Physical models may be a sufficient, cost effective, and practical way to familiarize trainees with real world objects, but more research is needed to definitively conclude this effect. In a short amount of time, trainees in the 1:35th scale model condition were able to distinguish vehicles at a subordinate level of classification, indicating performance that is closer to expertise than the other conditions. Future research will have to focus on exactly how to integrate physical training devices into training protocols. Given some of the effects found in this study, and previous research by Biederman and Shiffrar [12], it is possible that models may be better suited to bring novices to expert levels quickly compared to current methods. Given the limited sample and design of this study, more research should be conducted to advance this notion of training with 1:35th scale models.

Another important outcome is the finding that relatively speedy training times (approximately 20 minutes) can lead to acceptable performance outcomes. Even though 1:35^th scale models did lead to significantly stronger results, the means across all three groups demonstrated that the trainees could recognize at least 60% of the vehicles, know the alliance of at least 50% of the vehicles, and identify at least 30% of the vehicles they were tested on. Overall, this implies training is an important factor in learning military vehicles. Within the scope of this study, it appears that 1:35^th scale models can lead to better performance outcomes, but this is greatly limited by our sample size and study design. Further development of this type of training could potentially lead to fast acquisition times for trainees studying objects in multiple domains.

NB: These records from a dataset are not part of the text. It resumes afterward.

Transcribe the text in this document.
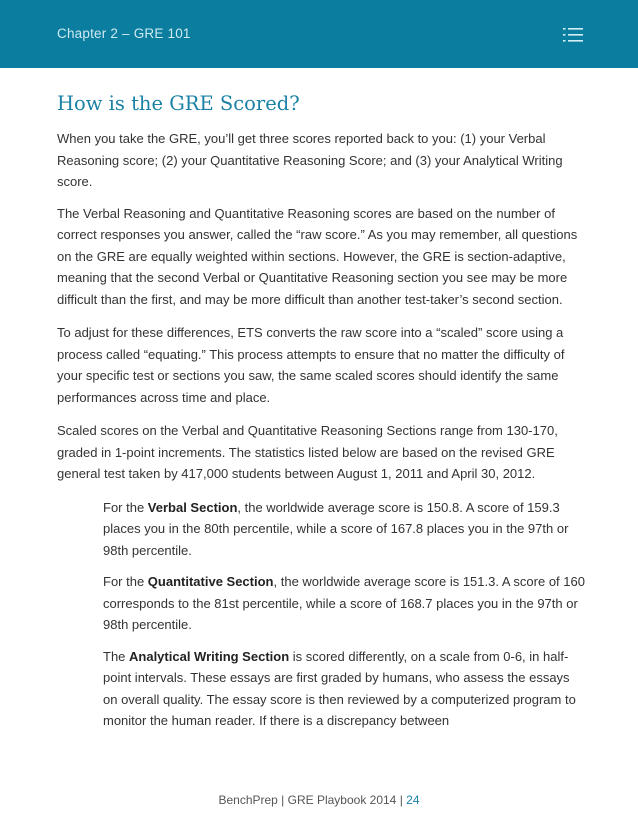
Chapter 2 – GRE 101
How is the GRE Scored?

When you take the GRE, you’ll get three scores reported back to you: (1) your Verbal Reasoning score; (2) your Quantitative Reasoning Score; and (3) your Analytical Writing score.

The Verbal Reasoning and Quantitative Reasoning scores are based on the number of correct responses you answer, called the “raw score.” As you may remember, all questions on the GRE are equally weighted within sections. However, the GRE is section-adaptive, meaning that the second Verbal or Quantitative Reasoning section you see may be more difficult than the first, and may be more difficult than another test-taker’s second section.

To adjust for these differences, ETS converts the raw score into a “scaled” score using a process called “equating.” This process attempts to ensure that no matter the difficulty of your specific test or sections you saw, the same scaled scores should identify the same performances across time and place.

Scaled scores on the Verbal and Quantitative Reasoning Sections range from 130-170, graded in 1-point increments. The statistics listed below are based on the revised GRE general test taken by 417,000 students between August 1, 2011 and April 30, 2012.

For the Verbal Section, the worldwide average score is 150.8. A score of 159.3 places you in the 80th percentile, while a score of 167.8 places you in the 97th or 98th percentile.

For the Quantitative Section, the worldwide average score is 151.3. A score of 160 corresponds to the 81st percentile, while a score of 168.7 places you in the 97th or 98th percentile.

The Analytical Writing Section is scored differently, on a scale from 0-6, in half-point intervals. These essays are first graded by humans, who assess the essays on overall quality. The essay score is then reviewed by a computerized program to monitor the human reader. If there is a discrepancy between

BenchPrep | GRE Playbook 2014 | 24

This research is an incremental step in a new direction for training object identification tasks. From the results found here and from previous literature showing expertise development over very short time intervals (e.g., chicken sexing [12], we believe that training protocols could be developed using scale models to quickly train identification skills. The further development of training paradigms, creation of reliable and valid measures, and the further integration of 3D attributes into the science of simulation and training must all be considered for future work in this area. It is not enough to be able to simply recognize an object. For proper identification to occur, trainees must quickly, reliably, and efficiently match their perceptions to their memory.

Future research will have to further investigate what aspects of physical scale models provided the training outcomes. Investigations using modern stereoscopic 3D computing (e.g., NVIDIA GeForce) systems could investigate whether stereoscopy alone has the same effect as actual objects. Future endeavors in this domain must examine the impact on short- and long-term memory when individuals instead physically handle an object. Future research will also need to focus on separating the haptic effects of using physical scaled model from the stereoscopic visual properties of said media.

Finally, future research will have to aim to measure a sample that is closer to the population of interest (i.e. infantry soldiers). This sample was limited in that undergraduates were measured as a proxy for soldiers and infantrymen and women. Future research will be much more generalizable if a sample from the relevant population is acquired.